1897

Same year, around the world
Featured events in 1897
1897·Europe·Politics

First Zionist Congress

Two hundred delegates met in the Basel casino under Herzl's presidency and adopted the Basel Program: to establish a home for the Jewish people in Palestine secured by public law. "At Basel," Herzl wrote in his diary, "I founded the Jewish state." It would take fifty-one years, and most of the Jews of Europe would not see it.

August 29, 1897Industrial Age
1897·South Asia·Science

Ross Links Mosquito and Malaria

In a Secunderabad laboratory, army surgeon Ronald Ross dissected a mosquito that had fed on a malaria patient and found the parasite's oocysts in its gut wall. He had identified the vector of the world's deadliest disease. The tropics had just become, in principle, conquerable - and a Nobel Prize was on the way.

1897Industrial Age
1897·North America·Politics

Klondike Gold Rush

The steamer Excelsior docked in San Francisco with gold miners carrying sacks of yellow dust from the Klondike. Within weeks, a hundred thousand people would be clambering toward the Yukon over the Chilkoot Pass. Most would find nothing. Jack London would find the material for his career. The last great gold rush of the century had begun.

July 16, 1897Industrial Age
1897·Europe·Science

J.J. Thomson's Electron

At the Cavendish Laboratory in Cambridge, J. J. Thomson demonstrated that cathode rays were streams of particles a thousand times lighter than hydrogen atoms - the first subatomic particle. The atom, supposedly indivisible, had an inside. Physics had just taken the first step into the strange country of the twentieth century.

1897Industrial Age
1897·Europe·Politics

Victoria's Diamond Jubilee

Sixty years on the throne were marked by a procession through London attended by troops from every British colony - Sikh cavalry, Australian mounted infantry, Canadian Mounties, Jamaican West Indians, Hausa from Nigeria. Kipling wrote "Recessional" to temper the triumphalism. It was the imperial century's high-water moment, visible even to itself.

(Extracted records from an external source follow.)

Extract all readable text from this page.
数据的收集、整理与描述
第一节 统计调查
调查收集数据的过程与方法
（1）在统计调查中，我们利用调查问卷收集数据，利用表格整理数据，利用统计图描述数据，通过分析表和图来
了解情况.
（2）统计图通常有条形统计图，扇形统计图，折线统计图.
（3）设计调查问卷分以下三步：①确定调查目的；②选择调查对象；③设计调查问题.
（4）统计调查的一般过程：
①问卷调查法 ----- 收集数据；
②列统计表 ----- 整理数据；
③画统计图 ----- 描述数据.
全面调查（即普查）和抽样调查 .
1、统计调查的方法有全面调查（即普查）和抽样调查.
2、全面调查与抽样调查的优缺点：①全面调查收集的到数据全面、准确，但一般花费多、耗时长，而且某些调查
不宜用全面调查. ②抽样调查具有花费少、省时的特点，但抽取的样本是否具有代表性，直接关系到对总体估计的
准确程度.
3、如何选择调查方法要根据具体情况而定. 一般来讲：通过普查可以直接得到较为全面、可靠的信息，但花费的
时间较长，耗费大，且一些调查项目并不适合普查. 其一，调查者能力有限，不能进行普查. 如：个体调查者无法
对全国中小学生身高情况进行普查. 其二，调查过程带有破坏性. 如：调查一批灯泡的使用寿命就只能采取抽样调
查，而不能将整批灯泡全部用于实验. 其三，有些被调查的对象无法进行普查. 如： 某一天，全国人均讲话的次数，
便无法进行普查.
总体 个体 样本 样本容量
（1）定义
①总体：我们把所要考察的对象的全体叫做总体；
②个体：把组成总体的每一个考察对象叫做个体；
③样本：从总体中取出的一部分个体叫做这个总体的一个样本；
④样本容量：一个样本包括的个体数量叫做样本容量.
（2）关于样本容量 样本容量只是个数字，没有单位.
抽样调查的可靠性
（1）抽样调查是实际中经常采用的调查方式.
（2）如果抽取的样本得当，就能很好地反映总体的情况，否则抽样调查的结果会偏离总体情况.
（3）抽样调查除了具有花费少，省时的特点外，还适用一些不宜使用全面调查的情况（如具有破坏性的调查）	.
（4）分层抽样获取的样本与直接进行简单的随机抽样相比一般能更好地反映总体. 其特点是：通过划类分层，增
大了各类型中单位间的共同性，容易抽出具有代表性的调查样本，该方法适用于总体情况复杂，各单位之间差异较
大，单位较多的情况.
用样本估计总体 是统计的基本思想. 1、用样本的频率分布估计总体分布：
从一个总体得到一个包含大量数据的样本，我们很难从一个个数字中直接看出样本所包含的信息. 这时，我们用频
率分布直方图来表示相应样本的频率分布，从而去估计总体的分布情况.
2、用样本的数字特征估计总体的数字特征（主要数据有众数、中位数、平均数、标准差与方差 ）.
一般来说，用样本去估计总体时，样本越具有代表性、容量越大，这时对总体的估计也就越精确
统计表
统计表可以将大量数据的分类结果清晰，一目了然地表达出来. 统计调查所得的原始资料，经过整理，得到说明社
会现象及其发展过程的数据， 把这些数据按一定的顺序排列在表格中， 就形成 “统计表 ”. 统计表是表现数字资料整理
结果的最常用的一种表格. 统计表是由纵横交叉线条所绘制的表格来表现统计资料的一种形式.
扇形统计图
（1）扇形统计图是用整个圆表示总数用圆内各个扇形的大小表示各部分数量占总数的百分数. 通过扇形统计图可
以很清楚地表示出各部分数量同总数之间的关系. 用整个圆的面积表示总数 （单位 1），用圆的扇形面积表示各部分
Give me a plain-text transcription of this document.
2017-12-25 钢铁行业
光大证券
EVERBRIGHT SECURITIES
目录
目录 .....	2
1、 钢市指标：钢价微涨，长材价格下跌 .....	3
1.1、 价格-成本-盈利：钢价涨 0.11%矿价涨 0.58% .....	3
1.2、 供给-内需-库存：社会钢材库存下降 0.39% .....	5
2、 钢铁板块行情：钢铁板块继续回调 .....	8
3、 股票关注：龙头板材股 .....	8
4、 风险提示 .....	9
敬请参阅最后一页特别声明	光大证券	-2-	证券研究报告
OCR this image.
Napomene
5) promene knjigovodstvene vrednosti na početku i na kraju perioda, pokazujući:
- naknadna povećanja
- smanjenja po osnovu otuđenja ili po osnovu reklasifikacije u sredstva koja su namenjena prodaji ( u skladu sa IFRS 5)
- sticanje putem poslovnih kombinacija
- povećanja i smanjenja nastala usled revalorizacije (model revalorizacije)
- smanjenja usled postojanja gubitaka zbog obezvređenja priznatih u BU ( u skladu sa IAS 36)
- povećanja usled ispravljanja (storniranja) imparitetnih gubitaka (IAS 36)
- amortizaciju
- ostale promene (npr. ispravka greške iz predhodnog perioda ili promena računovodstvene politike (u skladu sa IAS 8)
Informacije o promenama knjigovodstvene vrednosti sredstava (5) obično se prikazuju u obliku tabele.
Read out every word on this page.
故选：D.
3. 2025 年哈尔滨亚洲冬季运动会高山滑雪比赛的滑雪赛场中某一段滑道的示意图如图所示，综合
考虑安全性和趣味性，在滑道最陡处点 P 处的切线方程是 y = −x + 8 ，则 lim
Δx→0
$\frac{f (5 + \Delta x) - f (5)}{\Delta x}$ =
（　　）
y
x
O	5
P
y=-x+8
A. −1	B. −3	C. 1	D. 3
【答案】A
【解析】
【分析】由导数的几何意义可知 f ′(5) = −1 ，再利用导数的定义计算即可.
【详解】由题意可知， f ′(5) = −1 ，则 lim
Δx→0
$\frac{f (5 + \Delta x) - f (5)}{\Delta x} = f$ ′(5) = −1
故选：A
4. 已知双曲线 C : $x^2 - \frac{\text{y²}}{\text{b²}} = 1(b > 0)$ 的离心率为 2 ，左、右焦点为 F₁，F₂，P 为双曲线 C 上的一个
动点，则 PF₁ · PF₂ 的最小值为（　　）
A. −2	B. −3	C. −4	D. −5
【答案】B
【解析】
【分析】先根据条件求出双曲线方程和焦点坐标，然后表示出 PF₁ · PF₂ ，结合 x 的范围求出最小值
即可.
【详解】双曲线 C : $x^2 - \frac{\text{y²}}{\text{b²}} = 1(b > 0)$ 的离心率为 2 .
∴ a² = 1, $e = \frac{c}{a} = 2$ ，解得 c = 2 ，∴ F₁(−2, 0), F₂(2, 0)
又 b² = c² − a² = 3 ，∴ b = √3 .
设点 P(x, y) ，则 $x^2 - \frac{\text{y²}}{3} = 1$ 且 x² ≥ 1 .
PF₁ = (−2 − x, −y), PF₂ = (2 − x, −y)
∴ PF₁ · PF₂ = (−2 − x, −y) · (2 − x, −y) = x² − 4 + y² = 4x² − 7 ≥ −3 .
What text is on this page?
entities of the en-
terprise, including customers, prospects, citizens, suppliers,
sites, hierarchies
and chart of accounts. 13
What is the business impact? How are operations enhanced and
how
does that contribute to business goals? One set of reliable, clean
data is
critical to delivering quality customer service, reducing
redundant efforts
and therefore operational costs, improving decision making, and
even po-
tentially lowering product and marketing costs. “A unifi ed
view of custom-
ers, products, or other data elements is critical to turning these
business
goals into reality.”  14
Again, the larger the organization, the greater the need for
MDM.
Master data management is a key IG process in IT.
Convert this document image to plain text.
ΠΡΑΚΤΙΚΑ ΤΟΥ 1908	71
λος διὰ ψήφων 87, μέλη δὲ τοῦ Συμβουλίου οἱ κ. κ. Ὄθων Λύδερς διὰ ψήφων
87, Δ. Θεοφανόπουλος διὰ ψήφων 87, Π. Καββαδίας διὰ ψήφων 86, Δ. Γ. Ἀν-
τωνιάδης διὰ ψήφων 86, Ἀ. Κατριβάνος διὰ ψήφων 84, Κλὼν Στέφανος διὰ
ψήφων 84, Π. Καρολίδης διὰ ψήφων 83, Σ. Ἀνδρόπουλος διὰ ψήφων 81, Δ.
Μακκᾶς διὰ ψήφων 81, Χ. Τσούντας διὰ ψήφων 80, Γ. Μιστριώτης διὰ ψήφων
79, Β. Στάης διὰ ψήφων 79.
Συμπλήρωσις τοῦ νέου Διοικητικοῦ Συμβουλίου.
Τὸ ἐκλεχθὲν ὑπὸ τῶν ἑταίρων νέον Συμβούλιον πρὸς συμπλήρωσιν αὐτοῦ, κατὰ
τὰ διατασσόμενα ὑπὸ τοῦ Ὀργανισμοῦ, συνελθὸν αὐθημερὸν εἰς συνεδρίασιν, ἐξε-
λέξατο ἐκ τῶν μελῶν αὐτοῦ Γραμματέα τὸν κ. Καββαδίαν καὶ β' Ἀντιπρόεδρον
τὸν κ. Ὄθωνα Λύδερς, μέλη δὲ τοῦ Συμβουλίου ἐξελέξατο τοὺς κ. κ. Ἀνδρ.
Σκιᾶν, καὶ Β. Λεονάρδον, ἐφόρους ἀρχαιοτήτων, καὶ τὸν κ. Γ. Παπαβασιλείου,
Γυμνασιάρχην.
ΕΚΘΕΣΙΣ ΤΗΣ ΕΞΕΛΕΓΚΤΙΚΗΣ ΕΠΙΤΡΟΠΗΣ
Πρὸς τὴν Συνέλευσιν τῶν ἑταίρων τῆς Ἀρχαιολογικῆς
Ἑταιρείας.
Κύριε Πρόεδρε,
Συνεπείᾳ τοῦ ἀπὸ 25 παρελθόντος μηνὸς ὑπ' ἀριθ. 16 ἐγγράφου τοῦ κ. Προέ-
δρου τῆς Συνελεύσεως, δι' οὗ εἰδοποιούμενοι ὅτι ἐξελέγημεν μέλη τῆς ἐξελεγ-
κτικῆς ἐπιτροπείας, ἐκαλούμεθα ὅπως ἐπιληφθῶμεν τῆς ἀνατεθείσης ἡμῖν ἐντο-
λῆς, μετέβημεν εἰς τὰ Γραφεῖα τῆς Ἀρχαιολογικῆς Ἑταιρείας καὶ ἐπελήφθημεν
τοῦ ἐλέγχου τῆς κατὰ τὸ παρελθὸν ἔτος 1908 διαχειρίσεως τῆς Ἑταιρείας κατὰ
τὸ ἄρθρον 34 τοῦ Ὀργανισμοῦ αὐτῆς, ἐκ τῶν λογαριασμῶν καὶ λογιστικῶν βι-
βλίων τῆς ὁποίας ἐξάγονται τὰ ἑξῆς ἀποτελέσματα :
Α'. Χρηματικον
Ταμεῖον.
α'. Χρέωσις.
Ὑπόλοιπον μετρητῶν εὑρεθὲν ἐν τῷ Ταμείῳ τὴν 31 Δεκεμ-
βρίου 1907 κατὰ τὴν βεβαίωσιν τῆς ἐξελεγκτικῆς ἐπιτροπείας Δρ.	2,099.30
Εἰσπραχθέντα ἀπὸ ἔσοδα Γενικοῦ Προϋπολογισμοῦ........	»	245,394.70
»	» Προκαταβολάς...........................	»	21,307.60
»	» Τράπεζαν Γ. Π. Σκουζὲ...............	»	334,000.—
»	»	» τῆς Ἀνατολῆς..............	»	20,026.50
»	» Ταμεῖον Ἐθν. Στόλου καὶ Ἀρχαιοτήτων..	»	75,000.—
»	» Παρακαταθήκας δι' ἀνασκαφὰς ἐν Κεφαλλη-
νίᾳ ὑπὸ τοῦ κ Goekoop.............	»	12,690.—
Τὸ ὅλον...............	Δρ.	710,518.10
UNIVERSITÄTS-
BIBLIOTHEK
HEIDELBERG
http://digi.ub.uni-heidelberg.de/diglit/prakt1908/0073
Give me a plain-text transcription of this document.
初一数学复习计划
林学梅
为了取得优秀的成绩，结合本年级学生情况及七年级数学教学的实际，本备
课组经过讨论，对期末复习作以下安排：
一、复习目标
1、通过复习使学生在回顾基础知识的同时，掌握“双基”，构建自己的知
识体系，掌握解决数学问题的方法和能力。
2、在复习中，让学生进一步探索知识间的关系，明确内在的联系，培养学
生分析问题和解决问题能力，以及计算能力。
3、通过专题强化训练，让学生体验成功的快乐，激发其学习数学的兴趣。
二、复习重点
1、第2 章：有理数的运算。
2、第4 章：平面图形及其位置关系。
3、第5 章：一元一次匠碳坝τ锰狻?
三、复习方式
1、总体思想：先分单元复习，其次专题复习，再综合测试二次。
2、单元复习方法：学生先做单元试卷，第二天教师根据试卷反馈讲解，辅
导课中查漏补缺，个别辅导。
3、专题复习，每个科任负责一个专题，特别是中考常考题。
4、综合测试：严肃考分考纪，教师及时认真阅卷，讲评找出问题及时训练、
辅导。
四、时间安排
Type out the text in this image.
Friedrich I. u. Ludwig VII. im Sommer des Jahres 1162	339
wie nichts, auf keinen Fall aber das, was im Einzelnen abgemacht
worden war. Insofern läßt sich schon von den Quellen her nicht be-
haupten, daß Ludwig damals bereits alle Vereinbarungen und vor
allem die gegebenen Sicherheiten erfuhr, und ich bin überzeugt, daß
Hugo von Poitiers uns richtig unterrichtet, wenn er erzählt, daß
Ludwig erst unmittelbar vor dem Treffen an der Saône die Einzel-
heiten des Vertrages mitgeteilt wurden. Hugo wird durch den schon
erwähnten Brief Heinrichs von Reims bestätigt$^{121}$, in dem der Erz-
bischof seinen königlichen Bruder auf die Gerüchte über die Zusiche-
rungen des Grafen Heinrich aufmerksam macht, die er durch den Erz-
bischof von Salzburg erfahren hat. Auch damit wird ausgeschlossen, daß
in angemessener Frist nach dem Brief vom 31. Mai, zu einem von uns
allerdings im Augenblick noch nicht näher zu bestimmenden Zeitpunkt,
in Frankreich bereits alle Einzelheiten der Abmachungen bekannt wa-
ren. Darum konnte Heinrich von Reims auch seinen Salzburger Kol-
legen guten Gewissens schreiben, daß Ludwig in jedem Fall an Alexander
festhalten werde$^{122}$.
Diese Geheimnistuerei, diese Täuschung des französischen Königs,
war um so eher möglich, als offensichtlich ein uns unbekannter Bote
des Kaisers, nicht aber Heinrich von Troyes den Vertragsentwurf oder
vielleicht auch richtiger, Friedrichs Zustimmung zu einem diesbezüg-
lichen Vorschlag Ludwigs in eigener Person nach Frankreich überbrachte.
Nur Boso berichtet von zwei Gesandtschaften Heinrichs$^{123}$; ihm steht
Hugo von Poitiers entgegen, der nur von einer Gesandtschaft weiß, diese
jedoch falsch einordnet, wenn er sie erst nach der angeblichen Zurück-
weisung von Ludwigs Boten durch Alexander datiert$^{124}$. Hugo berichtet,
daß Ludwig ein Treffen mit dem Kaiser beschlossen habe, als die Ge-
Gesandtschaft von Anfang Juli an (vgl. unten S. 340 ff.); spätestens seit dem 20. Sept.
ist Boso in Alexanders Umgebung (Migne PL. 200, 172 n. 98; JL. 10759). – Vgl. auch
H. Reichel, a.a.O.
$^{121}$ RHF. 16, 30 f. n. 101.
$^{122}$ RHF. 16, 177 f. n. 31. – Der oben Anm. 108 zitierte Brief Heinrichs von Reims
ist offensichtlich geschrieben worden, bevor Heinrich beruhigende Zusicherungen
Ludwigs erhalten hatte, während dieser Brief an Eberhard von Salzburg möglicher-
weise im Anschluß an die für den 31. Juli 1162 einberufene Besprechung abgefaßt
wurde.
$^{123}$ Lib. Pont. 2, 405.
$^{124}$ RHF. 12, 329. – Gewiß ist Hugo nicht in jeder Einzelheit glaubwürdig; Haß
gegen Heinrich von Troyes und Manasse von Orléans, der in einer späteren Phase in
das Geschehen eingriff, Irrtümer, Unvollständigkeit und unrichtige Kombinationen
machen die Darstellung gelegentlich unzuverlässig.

June 22, 1897Industrial Age
1897·Europe·Culture

Dracula Published

Bram Stoker's Gothic novel about a Transylvanian count who preys on London matrons appeared to mixed reviews. It drew on Eastern European folklore, Victorian anxieties about sex and blood, and the new technologies of telegraphs and phonographs. The novel would outlive its century and the count, curiously enough, would outlive the novel.